Perry (1978) listed reasons for needed supplementation of vitamin B6 for animal diets as follows: (a) great variations in amounts of B6 in individual ingredients, (b) variable bioavailability of this vitamin in ingredients, (c) losses reported during processing of ingredients, (d) discrepancies between activity for test organisms vs. those for animals, (e) a higher vitamin B6 requirement due to a marginal level of methionine in the diet and (f) high protein diets.

Variability of vitamin B6 in feeds depends on the sample origin, conditions of growth, climate, weather conditions and other local factors. Yen et al. (1976) determined available vitamin B6 in corn and soybean meal using a chick growth assay. Corn was found to be 38% to 45% available and B6 in soybean meal 58% to 62% available. It is probably equally available for the dog and cat. There was little difference in availability between corn samples not heated and heated to 120°C. However, corn heated to 160°C contained significantly less available B6. Level of vitamin B6 contained in feedstuffs is also affected by processing and subsequent storage. Bioavailability can be as low as 40% to 50% after heat processing of feedstuffs.

Predominant losses of vitamin B6 activity in feedstuffs occur in the pyridoxal and pyridoxamine forms, with pyridoxine the more stable form. Supplemental vitamin B6 is reported to have a higher bioavailability and stability than the naturally occurring vitamin. Naturally occurring vitamin B6 in retorted milk products exhibited only 50% of the bioavailability of synthesized B6 or B6 in formulas that were fortified with the vitamin prior to thermal processing (Tomarelli et al., 1955).

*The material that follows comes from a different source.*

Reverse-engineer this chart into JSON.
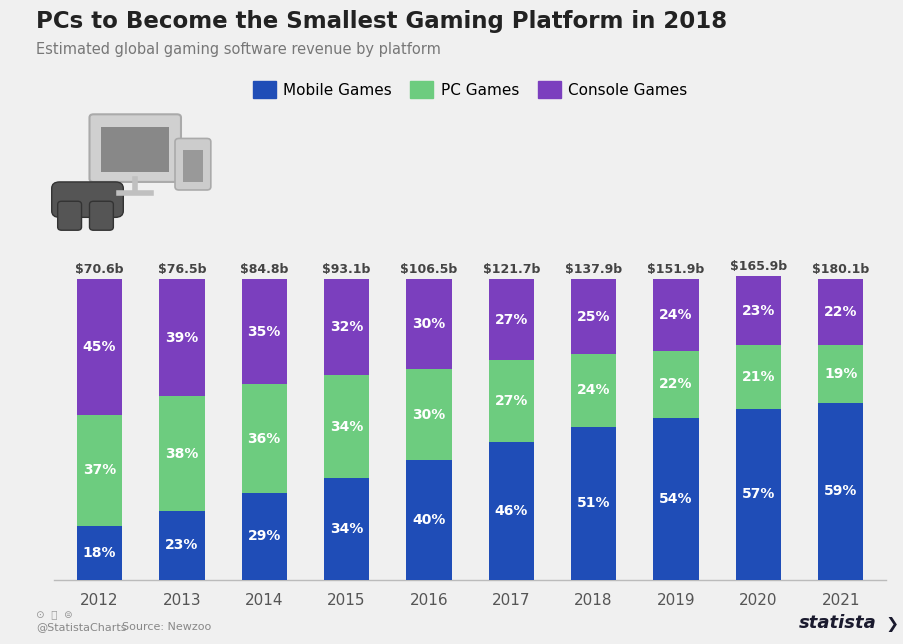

The recovery of vitamin B6, as pyridoxine hydrochloride, in a multivitamin premix not containing trace minerals, was 100% even after three months of storage at 37°C. However, stability in a premix containing trace minerals was poor with only 45% recovery after three months at 37°C (Adams, 1982). Verbeeck (1975) found vitamin B6 to be stable in premixes with minerals as sulfates. However, if minerals in the form of carbonates and oxides are used, 25% of the vitamin can be lost over a three-month period. Stress agents such as choline chloride help catalyze this destruction. Gadient (1986) considers pyridoxine to be very sensitive to heat, slightly sensitive to moisture and light, and insensitive to oxygen. Retention of B6 activity in pelleted feeds after three months at room temperature should be 80% to 100% as a general rule.